2007年7月時点で、登録古書店数240店舗、冊数にして200万冊を検索できる。同社社長の河野 真氏は「本の楽しさや面白さ、奥深さを訴えながら、古書店の方々の特色や顔が見えるサイト作りを目指している」と語る。
同社の創業は1995年。知り合いの古書店主から「古書の通信販売をしたいのだけれど」と相談を持ち掛けられたのがきっかけだ。 もともとOA機器メーカーのシステム事業部で働いていた河野氏は検索エンジン付きの古書通販サイトを立ち上げた。当初はあまり反応がなかったが、インターネットが普及するにつれ、受注や問い合わせが増えてきた。2000年、長年勤めたメーカーを退社し、独立した。
今となっては古書売買サイトはさまざまあるが、「紫式部」では「書店やユーザーにとってほかにない魅力的なサービス」を強化することで勝ち残っている。
例えば書店向けには
古書を探してサイトを訪れるユーザー向けには、一般的な検索方法ではなく一風変わったサービスを取り入れている。
その一つが、探している本の情報を登録すると、その情報がリアルタイムで参加古書店に配信される。 書名が正確に分からない場合でも、探し出すヒントを書き一般に公開できる。それを読んだ一般個人や古書店主から連絡が来るシステムもある。このように、ただネットで本を扱うだけでなく、欲しい本が必ず見つかる仕組み作りを目指している。
「スーパー源氏」以外のビジネスとしては、伝統工芸・美術品専門サイト「桐壺」、古典学習支援サービス「若紫の会」の運営や、家系図作成などがある。 これらに加えて、2007年3月、日本の伝統文化をデジタル化し公開するビジネスを始めた。
江戸後期から明治時代にかけての未公開の貴重な書物、絵画などのコンテンツをコレクターたちから収集し、デジタル化する。
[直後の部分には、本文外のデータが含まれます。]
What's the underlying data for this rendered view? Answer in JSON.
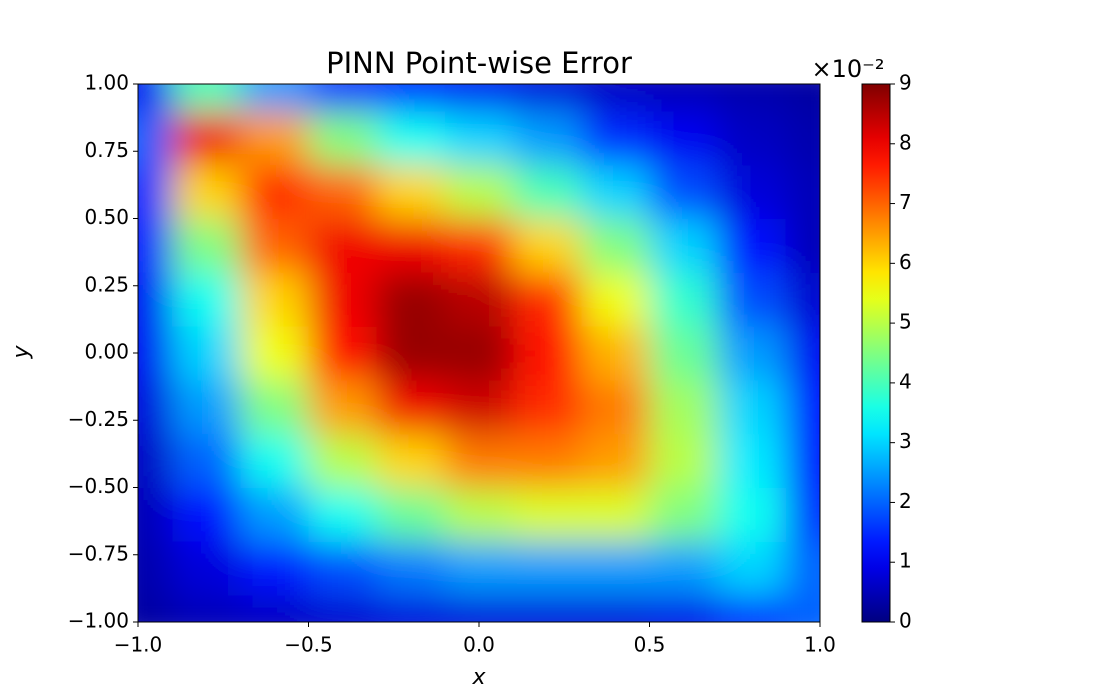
{
  "chart_data": {
    "type": "heatmap",
    "title": "PINN Point-wise Error",
    "x_label": "x",
    "y_label": "y",
    "colorbar_offset": "×10⁻²",
    "colormap": "jet",
    "x": [
      -1,
      -0.8,
      -0.6,
      -0.4,
      -0.2,
      0,
      0.2,
      0.4,
      0.6,
      0.8,
      1
    ],
    "y": [
      -1,
      -0.8,
      -0.6,
      -0.4,
      -0.2,
      0,
      0.2,
      0.4,
      0.6,
      0.8,
      1
    ],
    "z": [
      [
        0.3,
        0.5,
        0.6,
        0.7,
        0.8,
        0.8,
        0.8,
        0.8,
        0.9,
        1.5,
        2
      ],
      [
        0.4,
        0.8,
        1.3,
        1.8,
        2.2,
        2.5,
        2.5,
        2.5,
        2.5,
        3,
        2
      ],
      [
        0.5,
        1.2,
        2.5,
        3.5,
        4.3,
        5,
        5.3,
        5.3,
        4.5,
        3.5,
        1.5
      ],
      [
        0.6,
        2,
        3.5,
        5,
        6,
        6.8,
        6.8,
        6.5,
        5,
        3.2,
        1.2
      ],
      [
        0.8,
        2.5,
        4.5,
        6.5,
        8,
        8.3,
        7.5,
        6.8,
        4.8,
        3,
        1.2
      ],
      [
        1,
        3,
        5.5,
        7.8,
        8.8,
        8.8,
        7.8,
        6.3,
        4.3,
        2.5,
        1
      ],
      [
        1,
        3.5,
        6,
        8,
        8.8,
        8.5,
        7.5,
        5.5,
        3.8,
        1.8,
        0.7
      ],
      [
        1.2,
        4.5,
        7,
        8,
        8,
        7.5,
        6,
        4.5,
        3,
        1.2,
        0.5
      ],
      [
        1.5,
        6,
        7.5,
        7,
        6,
        5,
        4,
        3,
        1.8,
        0.8,
        0.5
      ],
      [
        2,
        8,
        6.5,
        4.5,
        3.5,
        3,
        2.5,
        1.5,
        1,
        0.6,
        0.4
      ],
      [
        1,
        4,
        2.5,
        1.5,
        1.2,
        1,
        0.8,
        0.6,
        0.5,
        0.4,
        0.3
      ]
    ],
    "xlim": [
      -1,
      1
    ],
    "ylim": [
      -1,
      1
    ],
    "clim": [
      0,
      9
    ],
    "xticks": [
      {
        "value": -1,
        "label": "−1.0"
      },
      {
        "value": -0.5,
        "label": "−0.5"
      },
      {
        "value": 0,
        "label": "0.0"
      },
      {
        "value": 0.5,
        "label": "0.5"
      },
      {
        "value": 1,
        "label": "1.0"
      }
    ],
    "yticks": [
      {
        "value": -1,
        "label": "−1.00"
      },
      {
        "value": -0.75,
        "label": "−0.75"
      },
      {
        "value": -0.5,
        "label": "−0.50"
      },
      {
        "value": -0.25,
        "label": "−0.25"
      },
      {
        "value": 0,
        "label": "0.00"
      },
      {
        "value": 0.25,
        "label": "0.25"
      },
      {
        "value": 0.5,
        "label": "0.50"
      },
      {
        "value": 0.75,
        "label": "0.75"
      },
      {
        "value": 1,
        "label": "1.00"
      }
    ],
    "cticks": [
      0,
      1,
      2,
      3,
      4,
      5,
      6,
      7,
      8,
      9
    ]
  }
}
Web上で「 源氏ギャラリー」として公開し、版権使用希望者を募っている。
使用用途としては、ブックデザイン、和室内装、インテリア、アパレル、ステーショナリー、塗絵、化粧品、ポスター、日用品など幅広く利用できる。
「日本の古いものにも良いデザインがたくさんある。世の中の流れを見ながら、これらをITと融合させて面白いサービスができないだろうか?」(河野氏)
今はまだ具体的なビジネスにはなっていないが、毎月新しいコンテンツを追加していく予定である。 アマゾンなどの大手の会社とは、ブランド力や資本力が違うが、本の周辺に特化して、サービスを広げていこうとしている。
数ある古書店の中で生き残るため、より専門店化を図りつつ、コンテンツのデジタル化を進めていく。